Hamilelik Mükemmeldir

 Varlık ağacının en mükemmel meyvesi, evrenin adeta küçültülmüş bir örneği olan insanın yaratılışı ne harikadır. Bu harikulade eserin ortaya çıkmasındaki vesilelerden en birincisi ve en değerlisi annenin varlığıdır. Anne adayı bu kısa süreçte, bir taraftan tarif edilmez duygularla donanır, diğer taraftan yaşanılması bir çırpıda anlatılamayan sıkıntılı ve sancılı bir dönem geçirir. Neticesinde tüm fedakarlıkların mükafatı olarak, annenin canından can çıkar ve insan varlık sayfasında yerini alır.

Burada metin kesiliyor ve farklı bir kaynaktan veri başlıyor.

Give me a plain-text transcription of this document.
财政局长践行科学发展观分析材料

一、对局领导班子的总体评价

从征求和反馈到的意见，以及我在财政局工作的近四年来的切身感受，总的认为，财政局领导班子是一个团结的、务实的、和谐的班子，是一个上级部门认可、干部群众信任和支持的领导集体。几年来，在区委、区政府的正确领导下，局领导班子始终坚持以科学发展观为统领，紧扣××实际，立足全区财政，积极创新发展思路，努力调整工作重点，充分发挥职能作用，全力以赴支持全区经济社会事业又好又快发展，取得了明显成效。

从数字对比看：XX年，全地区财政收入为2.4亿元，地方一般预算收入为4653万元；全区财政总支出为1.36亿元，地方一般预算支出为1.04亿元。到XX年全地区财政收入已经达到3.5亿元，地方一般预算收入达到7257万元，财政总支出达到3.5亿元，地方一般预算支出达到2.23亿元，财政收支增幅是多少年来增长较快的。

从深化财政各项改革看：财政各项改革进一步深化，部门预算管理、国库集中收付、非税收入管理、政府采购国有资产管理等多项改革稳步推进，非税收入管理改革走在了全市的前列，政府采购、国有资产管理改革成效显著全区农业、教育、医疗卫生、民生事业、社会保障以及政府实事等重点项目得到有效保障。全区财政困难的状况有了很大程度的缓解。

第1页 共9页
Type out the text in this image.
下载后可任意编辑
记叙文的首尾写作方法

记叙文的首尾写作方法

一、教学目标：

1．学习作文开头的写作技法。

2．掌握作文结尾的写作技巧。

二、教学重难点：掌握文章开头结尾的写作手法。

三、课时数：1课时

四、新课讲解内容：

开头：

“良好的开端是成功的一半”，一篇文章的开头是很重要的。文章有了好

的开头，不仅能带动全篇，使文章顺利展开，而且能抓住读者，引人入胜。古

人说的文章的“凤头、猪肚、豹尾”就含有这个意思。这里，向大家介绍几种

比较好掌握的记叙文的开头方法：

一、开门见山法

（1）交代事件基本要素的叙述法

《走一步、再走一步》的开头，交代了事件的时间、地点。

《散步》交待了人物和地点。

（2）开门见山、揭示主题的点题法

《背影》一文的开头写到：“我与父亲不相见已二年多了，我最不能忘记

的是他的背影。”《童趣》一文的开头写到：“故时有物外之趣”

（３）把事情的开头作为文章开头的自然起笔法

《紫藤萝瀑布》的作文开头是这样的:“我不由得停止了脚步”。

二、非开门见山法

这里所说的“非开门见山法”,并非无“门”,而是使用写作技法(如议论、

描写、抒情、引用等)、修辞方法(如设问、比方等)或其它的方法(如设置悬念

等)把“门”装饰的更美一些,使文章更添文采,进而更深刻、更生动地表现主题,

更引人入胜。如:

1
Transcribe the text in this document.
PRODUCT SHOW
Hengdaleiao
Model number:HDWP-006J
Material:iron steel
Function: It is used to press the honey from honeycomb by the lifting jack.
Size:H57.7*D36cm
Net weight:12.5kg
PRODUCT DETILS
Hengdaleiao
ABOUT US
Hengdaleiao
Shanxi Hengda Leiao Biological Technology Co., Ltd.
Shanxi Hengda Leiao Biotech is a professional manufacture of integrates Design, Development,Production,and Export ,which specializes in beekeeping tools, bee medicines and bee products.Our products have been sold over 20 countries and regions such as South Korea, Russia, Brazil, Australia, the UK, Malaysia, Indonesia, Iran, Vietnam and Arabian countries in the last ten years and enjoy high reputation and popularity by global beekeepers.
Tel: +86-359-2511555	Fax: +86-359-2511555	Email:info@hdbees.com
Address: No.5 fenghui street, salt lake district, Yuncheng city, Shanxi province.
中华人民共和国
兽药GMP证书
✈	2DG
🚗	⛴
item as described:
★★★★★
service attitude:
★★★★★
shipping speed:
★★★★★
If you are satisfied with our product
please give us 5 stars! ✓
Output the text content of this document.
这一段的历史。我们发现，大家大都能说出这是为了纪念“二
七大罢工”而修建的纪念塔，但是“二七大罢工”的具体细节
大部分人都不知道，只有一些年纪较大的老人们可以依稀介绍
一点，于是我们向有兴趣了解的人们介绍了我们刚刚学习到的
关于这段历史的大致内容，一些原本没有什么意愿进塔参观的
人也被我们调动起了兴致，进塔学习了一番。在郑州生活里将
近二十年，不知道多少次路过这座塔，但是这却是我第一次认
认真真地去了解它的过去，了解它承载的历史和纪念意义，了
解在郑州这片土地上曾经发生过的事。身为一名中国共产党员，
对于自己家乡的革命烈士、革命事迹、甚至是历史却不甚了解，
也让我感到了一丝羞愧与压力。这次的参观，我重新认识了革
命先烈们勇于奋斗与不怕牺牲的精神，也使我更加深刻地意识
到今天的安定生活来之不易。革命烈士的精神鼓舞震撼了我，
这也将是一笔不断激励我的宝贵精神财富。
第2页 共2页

 Bir terazinin iki kefesi gibi, hamileliğin olumlu, güzel, harikulade tarafları vardır. Ama olumsuz, sıkıntılı yönleri de olabilir. İşte genelde bu olumsuz taraflar, anne adayları tarafından büyütülüp,  sürecin zorlu geçmesine neden olabilirler.

 İnsan bilmediğinin düşmanıdır. Yani bilgi almadığı, bir uzmana sormadığı hangi mevzu olursa olsun kişi hata edebilir. Yapmış olduğu hatalar da hayat düzenini etkiler. Anne adaylarının hamileliğe karşı bakış açılarını değiştirmeleri gerekmektedir. Hamilelik, müthiş ve muhteşemdir. Hamileliğe hazırlık kısmında bile ebeveyn, olumlu olarak kendini motive edebilir. Zira kadının sağlıklı bir bebeğe hamile kalmak için, sağlıklı ve doğal yaşamaya gayret etmesi gerekir. Mesela sigara, içki, ilaç vs. kullanıyorsa, ilk önce düşünce bazında, daha sonra bizzat fiiliyata geçerek zararlı alışkanlıklarını terk etmesi, sağlıklı bir hamilelik dönemi geçirip, sağlıklı bir bebek dünyaya getirmesine sebebiyet verecektir.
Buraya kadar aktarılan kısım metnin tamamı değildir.